Возвращаемся к столу. Они выпивают. Я рассказываю писателю, что перед ним сидит знаменитый наладчик, лучший специалист по котлам от Урала до Чукотки, гений своего дела. Сам Шамко тоже считал себя гениальным прозаиком и не совсем
без основания, восторженных словес от собратьев по отверженности наслушаться успел достаточно, жил большими надеждами на ближайшее будущее. Мои слова про инженерную гениальность его не зацепили. Вот если бы я шепнул, что Шура этим вечером убил свою жену и прячется у меня от ареста, тогда бы писатель, может быть, и заинтересовался. Но я не стал интриговать. К тому времени я был абсолютно уверен, что мнимый убийца успел забыть, что наплёл мне вечером. Пока я живописал его наладческие подвиги, не скажу, что Шура млел от самолюбования, но и не останавливал меня, изредка поправлял, если я ошибался в деталях. Но на Шамко мои восторженные истории впечатления не произвели. Это был чужой герой, для которого в новом романе места не было. Когда Шура вышел в туалет, Шамко придвинулся ко мне и зашептал:
– А чего он здесь делает? Гони его, и поговорим в нормальной обстановке.

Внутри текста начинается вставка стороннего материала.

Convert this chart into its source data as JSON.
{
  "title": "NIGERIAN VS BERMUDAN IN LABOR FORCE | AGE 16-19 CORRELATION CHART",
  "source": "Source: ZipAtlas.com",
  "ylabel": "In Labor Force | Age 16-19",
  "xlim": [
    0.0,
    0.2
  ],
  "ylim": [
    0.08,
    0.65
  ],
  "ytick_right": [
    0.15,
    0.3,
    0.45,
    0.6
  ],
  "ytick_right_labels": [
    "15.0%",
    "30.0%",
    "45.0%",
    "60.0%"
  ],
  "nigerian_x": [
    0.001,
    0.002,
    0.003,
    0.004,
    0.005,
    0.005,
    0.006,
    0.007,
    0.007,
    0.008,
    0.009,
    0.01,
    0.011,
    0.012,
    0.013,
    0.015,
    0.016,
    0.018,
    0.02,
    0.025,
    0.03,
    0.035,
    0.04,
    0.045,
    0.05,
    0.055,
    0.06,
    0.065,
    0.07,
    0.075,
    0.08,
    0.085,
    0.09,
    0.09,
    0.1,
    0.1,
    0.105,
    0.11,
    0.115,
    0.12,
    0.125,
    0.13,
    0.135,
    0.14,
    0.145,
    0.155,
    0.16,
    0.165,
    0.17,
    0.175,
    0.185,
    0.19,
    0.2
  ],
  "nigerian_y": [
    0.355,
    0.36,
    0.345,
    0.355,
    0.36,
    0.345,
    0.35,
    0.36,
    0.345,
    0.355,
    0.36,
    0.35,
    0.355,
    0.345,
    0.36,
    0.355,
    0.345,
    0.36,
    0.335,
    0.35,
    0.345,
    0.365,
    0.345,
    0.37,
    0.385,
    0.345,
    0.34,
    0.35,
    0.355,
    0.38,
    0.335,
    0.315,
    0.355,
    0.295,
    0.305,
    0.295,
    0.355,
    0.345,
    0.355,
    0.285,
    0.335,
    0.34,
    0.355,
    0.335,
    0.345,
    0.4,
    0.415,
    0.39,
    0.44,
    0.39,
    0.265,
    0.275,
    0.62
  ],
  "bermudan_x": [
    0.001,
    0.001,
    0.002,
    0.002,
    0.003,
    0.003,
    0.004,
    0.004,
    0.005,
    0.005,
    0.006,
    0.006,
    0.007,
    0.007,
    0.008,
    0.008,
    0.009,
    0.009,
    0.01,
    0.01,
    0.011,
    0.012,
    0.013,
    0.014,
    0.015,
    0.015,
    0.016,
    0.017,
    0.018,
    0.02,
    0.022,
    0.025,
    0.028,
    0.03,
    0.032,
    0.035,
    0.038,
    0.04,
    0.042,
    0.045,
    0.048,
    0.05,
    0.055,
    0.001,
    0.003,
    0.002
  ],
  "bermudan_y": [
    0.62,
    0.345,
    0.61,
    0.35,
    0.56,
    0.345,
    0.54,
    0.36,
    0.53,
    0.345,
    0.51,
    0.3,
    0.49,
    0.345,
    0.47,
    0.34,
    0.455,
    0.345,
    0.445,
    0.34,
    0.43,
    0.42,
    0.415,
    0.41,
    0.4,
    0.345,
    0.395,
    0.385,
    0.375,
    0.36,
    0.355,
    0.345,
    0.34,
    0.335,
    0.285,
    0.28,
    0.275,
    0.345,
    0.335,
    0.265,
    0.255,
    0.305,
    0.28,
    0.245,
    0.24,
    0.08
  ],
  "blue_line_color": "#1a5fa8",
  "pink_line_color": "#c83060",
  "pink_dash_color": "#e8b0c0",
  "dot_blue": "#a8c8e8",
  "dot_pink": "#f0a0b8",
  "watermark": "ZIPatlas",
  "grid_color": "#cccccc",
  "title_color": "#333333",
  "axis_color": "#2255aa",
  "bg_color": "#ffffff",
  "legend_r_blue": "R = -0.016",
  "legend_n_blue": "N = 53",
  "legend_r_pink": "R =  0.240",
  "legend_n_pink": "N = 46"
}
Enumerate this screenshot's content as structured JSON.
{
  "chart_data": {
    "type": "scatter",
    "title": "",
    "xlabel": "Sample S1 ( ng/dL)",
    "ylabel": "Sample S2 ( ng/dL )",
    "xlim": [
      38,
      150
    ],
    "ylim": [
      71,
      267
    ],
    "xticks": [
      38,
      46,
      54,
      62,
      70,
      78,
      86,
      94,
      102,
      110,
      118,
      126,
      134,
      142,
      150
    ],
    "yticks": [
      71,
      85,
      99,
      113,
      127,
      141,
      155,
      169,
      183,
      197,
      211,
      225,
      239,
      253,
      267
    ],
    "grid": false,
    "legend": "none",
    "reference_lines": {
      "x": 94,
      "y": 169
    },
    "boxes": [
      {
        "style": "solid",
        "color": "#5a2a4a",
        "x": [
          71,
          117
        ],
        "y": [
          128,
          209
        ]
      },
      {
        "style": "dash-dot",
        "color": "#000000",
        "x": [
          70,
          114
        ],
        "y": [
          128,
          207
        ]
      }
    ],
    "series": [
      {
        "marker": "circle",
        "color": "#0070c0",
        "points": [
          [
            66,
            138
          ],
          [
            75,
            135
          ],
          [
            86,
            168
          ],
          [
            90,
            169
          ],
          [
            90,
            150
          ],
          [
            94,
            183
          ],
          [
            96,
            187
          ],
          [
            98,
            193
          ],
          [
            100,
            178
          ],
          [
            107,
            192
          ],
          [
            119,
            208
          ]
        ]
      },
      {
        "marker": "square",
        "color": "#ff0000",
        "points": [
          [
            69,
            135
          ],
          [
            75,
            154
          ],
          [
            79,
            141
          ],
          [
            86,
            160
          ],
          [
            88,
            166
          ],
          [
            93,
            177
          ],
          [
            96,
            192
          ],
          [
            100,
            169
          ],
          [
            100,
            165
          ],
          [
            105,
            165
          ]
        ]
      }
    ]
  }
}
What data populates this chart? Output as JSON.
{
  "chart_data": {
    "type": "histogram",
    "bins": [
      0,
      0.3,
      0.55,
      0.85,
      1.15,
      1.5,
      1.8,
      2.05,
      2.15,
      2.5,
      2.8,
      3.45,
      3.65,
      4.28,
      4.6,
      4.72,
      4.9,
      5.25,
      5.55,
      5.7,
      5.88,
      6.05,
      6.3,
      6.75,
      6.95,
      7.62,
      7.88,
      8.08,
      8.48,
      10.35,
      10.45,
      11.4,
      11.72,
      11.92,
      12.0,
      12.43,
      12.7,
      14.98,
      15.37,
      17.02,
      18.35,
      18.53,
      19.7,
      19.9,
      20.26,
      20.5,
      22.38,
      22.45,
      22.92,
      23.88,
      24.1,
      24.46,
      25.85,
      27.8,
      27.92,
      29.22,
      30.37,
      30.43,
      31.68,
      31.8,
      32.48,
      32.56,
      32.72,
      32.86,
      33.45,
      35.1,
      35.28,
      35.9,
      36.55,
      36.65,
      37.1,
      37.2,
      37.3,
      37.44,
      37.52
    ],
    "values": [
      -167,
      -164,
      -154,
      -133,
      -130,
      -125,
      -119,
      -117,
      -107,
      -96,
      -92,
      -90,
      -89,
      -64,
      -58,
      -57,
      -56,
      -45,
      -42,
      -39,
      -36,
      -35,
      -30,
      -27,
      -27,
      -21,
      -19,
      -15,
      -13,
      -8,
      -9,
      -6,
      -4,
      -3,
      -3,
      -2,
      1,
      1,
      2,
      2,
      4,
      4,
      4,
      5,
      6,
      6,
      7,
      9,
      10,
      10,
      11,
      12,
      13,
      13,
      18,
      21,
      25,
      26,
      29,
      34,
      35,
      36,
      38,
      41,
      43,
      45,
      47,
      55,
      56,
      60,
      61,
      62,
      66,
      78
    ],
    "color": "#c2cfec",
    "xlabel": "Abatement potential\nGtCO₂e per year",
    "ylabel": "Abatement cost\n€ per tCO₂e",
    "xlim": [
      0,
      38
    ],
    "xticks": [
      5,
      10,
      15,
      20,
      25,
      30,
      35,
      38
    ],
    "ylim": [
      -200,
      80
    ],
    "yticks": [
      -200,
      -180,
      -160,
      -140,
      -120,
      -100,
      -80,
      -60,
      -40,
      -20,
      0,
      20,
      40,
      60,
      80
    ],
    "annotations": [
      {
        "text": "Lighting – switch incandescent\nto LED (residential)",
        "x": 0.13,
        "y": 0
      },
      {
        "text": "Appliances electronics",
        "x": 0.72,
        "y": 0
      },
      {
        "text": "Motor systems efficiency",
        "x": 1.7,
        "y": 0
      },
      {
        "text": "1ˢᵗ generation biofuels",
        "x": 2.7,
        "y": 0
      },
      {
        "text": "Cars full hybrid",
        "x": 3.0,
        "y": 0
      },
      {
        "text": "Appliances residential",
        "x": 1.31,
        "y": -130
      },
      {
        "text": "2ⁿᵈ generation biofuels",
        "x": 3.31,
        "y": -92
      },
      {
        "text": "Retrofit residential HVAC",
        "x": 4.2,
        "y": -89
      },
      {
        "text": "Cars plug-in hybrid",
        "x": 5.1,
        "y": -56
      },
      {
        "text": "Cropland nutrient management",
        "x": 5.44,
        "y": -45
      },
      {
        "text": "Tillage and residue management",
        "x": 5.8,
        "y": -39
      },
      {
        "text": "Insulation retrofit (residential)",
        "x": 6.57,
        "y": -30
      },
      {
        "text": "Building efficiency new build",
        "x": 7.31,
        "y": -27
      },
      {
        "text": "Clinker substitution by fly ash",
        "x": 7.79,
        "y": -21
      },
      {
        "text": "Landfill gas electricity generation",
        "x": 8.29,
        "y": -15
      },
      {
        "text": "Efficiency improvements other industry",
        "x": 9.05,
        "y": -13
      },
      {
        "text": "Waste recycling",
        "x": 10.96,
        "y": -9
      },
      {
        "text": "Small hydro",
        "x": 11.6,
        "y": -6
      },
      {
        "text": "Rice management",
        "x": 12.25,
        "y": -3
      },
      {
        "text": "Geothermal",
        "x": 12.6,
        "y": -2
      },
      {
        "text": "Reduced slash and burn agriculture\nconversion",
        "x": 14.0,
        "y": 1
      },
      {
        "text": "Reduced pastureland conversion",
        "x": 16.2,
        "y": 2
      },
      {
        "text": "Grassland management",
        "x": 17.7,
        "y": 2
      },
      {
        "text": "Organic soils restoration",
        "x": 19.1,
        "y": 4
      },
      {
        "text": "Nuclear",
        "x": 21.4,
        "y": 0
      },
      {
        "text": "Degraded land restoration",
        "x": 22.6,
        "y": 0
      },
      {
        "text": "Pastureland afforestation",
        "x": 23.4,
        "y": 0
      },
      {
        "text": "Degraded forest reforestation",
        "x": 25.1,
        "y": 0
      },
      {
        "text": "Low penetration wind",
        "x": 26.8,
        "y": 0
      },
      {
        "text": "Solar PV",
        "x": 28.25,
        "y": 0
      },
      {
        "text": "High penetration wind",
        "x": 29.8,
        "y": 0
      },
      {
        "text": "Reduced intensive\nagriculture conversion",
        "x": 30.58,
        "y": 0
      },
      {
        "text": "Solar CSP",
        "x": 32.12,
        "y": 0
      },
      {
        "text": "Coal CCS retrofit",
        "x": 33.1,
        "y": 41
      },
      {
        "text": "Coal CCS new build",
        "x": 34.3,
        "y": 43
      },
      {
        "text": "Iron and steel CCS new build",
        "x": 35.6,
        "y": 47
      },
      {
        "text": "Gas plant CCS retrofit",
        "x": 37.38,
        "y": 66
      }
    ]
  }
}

– Нельзя, – говорю, – пьяный, или подерётся с кем-нибудь, или замёрзнет.
Шамко такая забота почему-то не понравилась. Обиделся и отвернулся к окну. Шура тоже насупился. Сидят молча и смотрят в разные стороны. И сам я боюсь заводить разговор. Хватит. Наслушался. Притих между ними, ни разу не гений, трезвый, а голова раскалывается, как после тяжёлого похмелья.
В шесть утра пошли автобусы, выпроводил обоих. И так захотелось выпить.
Но взять было негде. Одеколон тоже не пью.